SEDA (SEquence DAtaset builder) is an open-source, multiplatform application for processing FASTA files containing DNA and protein sequences.

As the following image shows, SEDA uses the Input-Process-Output (IPO) model to process sequence files in FASTA format (https://en.wikipedia.org/wiki/FASTA_format). This means that every operation in SEDA takes as input one or more FASTA files and produces one or more FASTA files.

_images/19.png

According to the FASTA format, each file may contain one or more sequences. Each sequence is composed by a header line which begins with ‘>’ and one or more lines containing the nucleotide or amino acid sequences represented using single-letter codes. The header of a sequence typically should give a name (unique identifier) for the sequence, and may also contain additional information (called description). The description is separated by a blank space from the sequence name/identifier. The following example shows a sequence in FASTA format.

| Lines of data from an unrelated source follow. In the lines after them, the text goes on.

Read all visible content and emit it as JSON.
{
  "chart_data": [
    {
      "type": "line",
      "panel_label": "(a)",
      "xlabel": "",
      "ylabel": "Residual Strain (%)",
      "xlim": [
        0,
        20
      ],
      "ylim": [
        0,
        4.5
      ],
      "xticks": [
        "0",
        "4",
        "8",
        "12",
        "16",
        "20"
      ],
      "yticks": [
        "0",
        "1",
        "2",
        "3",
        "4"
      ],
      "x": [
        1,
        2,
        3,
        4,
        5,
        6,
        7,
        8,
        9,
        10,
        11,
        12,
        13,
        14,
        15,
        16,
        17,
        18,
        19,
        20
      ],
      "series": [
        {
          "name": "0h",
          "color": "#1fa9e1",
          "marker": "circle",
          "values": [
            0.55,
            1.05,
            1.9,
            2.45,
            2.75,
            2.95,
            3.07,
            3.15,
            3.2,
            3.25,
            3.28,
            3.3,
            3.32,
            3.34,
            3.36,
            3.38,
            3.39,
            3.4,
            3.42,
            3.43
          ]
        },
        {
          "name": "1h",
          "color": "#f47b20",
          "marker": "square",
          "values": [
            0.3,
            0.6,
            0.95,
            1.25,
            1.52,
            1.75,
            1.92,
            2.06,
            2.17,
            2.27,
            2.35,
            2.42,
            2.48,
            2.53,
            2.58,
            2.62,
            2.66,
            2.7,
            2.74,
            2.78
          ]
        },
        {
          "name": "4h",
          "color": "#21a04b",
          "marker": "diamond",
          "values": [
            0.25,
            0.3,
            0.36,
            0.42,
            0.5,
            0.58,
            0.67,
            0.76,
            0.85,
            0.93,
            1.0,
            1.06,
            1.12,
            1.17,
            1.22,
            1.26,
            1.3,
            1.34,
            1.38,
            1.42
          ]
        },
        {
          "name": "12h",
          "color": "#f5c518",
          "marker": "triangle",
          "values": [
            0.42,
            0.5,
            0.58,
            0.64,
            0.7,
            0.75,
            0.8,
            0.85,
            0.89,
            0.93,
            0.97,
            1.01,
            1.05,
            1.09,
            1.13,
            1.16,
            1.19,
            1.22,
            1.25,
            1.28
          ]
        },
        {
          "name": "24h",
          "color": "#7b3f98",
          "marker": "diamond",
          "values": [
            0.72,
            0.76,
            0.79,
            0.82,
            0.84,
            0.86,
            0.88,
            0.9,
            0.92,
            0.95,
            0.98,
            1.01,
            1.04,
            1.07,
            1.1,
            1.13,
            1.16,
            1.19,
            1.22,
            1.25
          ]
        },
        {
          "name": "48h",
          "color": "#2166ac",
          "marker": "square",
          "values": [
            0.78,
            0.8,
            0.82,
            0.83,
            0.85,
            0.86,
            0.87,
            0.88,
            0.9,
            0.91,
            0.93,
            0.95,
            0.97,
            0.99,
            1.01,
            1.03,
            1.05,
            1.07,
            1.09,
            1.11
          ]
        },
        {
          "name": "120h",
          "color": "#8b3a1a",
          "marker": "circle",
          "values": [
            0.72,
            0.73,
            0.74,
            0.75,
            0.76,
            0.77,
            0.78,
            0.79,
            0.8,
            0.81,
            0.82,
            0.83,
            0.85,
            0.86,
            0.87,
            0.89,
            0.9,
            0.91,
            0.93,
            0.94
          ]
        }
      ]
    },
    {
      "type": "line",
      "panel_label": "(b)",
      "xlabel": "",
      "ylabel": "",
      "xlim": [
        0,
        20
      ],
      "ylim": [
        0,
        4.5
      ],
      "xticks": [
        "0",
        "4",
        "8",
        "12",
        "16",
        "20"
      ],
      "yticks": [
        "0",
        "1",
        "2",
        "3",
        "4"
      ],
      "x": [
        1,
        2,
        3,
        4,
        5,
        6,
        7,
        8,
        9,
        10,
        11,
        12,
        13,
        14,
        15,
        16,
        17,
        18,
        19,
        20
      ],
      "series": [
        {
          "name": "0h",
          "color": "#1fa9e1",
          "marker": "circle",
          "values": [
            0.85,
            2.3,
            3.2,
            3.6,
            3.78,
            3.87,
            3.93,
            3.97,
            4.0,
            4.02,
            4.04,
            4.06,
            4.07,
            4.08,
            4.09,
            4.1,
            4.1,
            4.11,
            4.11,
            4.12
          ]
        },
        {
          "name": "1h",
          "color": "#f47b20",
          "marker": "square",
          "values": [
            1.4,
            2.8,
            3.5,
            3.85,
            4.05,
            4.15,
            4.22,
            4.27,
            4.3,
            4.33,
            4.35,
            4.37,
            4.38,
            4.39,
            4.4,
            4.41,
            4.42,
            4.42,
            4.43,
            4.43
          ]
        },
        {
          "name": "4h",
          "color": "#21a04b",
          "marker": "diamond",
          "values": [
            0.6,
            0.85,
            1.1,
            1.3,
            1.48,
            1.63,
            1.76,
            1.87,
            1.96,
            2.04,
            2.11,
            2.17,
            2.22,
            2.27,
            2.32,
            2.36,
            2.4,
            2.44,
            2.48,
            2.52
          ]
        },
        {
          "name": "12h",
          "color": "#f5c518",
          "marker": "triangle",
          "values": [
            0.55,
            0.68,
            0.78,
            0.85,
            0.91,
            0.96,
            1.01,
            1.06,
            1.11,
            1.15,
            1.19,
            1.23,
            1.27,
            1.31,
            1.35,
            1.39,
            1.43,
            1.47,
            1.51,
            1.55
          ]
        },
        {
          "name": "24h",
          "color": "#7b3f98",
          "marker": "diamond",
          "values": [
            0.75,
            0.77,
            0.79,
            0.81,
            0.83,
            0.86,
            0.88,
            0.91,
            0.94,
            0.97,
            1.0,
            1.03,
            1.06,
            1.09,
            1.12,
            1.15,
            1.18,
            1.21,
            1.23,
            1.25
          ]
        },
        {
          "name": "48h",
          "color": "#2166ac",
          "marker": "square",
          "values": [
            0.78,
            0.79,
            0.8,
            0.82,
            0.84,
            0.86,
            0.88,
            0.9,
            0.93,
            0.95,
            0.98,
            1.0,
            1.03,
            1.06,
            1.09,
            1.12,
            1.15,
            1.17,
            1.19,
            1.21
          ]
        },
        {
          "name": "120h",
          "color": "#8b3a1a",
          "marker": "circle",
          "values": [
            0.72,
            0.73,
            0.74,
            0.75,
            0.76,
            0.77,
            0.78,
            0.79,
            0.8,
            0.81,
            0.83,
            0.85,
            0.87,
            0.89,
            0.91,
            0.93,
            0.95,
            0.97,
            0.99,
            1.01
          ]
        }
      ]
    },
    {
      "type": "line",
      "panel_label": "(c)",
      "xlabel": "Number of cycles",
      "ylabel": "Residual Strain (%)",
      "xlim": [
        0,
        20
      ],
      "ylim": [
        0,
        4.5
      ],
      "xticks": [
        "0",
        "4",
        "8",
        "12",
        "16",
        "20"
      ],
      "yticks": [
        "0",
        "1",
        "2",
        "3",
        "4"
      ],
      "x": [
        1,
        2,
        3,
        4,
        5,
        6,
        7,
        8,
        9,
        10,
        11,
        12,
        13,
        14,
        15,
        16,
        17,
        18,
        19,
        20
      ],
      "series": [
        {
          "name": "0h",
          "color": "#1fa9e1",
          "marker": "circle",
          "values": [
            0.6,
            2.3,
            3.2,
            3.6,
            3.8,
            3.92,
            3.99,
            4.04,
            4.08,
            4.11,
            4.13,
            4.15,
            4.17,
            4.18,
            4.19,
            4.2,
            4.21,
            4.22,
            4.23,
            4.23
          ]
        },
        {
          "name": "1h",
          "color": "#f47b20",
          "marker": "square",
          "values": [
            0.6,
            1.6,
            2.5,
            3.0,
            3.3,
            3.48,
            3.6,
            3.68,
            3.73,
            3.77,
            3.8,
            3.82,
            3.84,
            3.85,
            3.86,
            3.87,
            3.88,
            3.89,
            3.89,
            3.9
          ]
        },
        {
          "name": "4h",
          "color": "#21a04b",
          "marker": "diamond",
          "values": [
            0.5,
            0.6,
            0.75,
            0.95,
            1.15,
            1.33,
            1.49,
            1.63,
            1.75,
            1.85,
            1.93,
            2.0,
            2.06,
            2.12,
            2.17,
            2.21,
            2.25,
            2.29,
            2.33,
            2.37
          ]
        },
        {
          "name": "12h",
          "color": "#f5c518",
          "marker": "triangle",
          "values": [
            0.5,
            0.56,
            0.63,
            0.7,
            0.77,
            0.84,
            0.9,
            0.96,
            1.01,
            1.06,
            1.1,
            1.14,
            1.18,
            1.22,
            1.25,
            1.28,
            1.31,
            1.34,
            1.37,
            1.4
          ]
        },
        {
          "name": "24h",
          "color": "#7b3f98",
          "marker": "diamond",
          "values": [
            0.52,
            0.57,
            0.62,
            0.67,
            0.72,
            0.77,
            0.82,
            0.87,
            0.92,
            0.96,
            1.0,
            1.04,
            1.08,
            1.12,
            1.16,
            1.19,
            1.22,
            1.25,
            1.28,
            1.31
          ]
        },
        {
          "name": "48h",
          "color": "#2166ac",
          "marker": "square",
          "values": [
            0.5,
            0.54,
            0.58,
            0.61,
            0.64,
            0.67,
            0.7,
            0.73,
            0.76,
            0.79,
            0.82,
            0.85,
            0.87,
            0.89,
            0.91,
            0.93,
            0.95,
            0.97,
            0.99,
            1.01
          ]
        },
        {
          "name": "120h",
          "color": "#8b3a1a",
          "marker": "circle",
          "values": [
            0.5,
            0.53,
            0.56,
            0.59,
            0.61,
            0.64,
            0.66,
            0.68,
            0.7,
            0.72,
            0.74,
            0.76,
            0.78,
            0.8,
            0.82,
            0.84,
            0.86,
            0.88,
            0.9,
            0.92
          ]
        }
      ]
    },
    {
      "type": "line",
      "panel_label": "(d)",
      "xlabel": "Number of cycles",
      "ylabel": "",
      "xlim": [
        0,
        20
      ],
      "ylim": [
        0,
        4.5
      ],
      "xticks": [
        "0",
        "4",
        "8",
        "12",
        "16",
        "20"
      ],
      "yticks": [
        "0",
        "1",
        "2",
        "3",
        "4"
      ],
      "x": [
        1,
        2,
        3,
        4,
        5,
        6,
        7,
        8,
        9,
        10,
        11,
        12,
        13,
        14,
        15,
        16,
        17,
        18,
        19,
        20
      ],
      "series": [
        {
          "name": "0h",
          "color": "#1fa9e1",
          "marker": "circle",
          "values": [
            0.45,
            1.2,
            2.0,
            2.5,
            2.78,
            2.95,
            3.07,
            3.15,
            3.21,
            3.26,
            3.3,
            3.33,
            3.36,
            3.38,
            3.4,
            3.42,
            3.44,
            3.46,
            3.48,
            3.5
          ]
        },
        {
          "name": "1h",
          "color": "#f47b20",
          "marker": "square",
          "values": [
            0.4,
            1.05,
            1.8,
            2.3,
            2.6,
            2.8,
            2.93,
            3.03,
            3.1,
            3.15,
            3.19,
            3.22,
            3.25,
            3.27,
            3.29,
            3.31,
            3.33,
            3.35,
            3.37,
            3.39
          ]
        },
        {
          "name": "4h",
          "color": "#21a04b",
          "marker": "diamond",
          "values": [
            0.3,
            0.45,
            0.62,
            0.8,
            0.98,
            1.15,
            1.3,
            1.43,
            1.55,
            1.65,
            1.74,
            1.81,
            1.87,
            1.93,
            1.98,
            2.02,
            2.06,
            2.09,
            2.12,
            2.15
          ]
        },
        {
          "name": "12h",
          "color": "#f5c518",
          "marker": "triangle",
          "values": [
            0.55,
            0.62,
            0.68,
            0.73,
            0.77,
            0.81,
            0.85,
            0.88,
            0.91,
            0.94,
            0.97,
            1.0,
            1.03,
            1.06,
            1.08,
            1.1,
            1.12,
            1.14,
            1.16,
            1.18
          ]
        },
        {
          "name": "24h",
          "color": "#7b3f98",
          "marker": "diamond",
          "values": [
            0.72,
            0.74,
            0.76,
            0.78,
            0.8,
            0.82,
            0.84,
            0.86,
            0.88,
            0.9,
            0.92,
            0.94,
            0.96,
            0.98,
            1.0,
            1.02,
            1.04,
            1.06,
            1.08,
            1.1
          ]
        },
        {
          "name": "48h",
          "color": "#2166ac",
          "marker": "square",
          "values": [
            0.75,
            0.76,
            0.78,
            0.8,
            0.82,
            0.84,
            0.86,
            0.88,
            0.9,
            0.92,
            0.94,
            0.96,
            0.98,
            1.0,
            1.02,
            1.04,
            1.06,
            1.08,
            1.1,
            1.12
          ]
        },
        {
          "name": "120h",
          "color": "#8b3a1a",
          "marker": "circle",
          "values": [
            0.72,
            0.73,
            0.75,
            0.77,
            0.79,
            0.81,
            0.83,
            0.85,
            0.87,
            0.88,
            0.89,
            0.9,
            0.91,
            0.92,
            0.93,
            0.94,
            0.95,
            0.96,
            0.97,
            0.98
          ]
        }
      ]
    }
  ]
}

>SEQUENCE_NAME_IDENTIFIER Description
ACTGACTGACTGACTGACTGACTGACTGACTGACTGACTGACTGACTG
ACTGACTGACTGACTGACTGACTG

To facilitate the usage of the application, SEDA processing operations are grouped in six main groups:

  • Alignment-related: including functions to align sequences using Clustal Omega, concatenate sequences, and create consensus sequences.
  • BLAST: including an operation for performing batch BLAST analyses and a two-way ortholog identification method.
  • Filtering: including different operations to filter sequences (e.g. those that meet some criteria, remove isoforms or duplicated sequences, among others).
  • Gene Annotation: including gene annotation pipelines based on Augustus as implemented in SAPP, getorf from EMBOSS, Splign/Compart (https://www.ncbi.nlm.nih.gov/sutils/splign/splign.cgi), and ProSplign/ProCompart (https://www.ncbi.nlm.nih.gov/sutils/static/prosplign/prosplign.html).
  • Reformatting: providing operations to change the format of the FASTA files such as a powerful operation for changing sequence headers, among others.
  • General: containing operations whose functionality is not related to the other groups (e.g. splitting files and extracting random sequences, DNA to Protein translation, or FASTA files comparison, among others).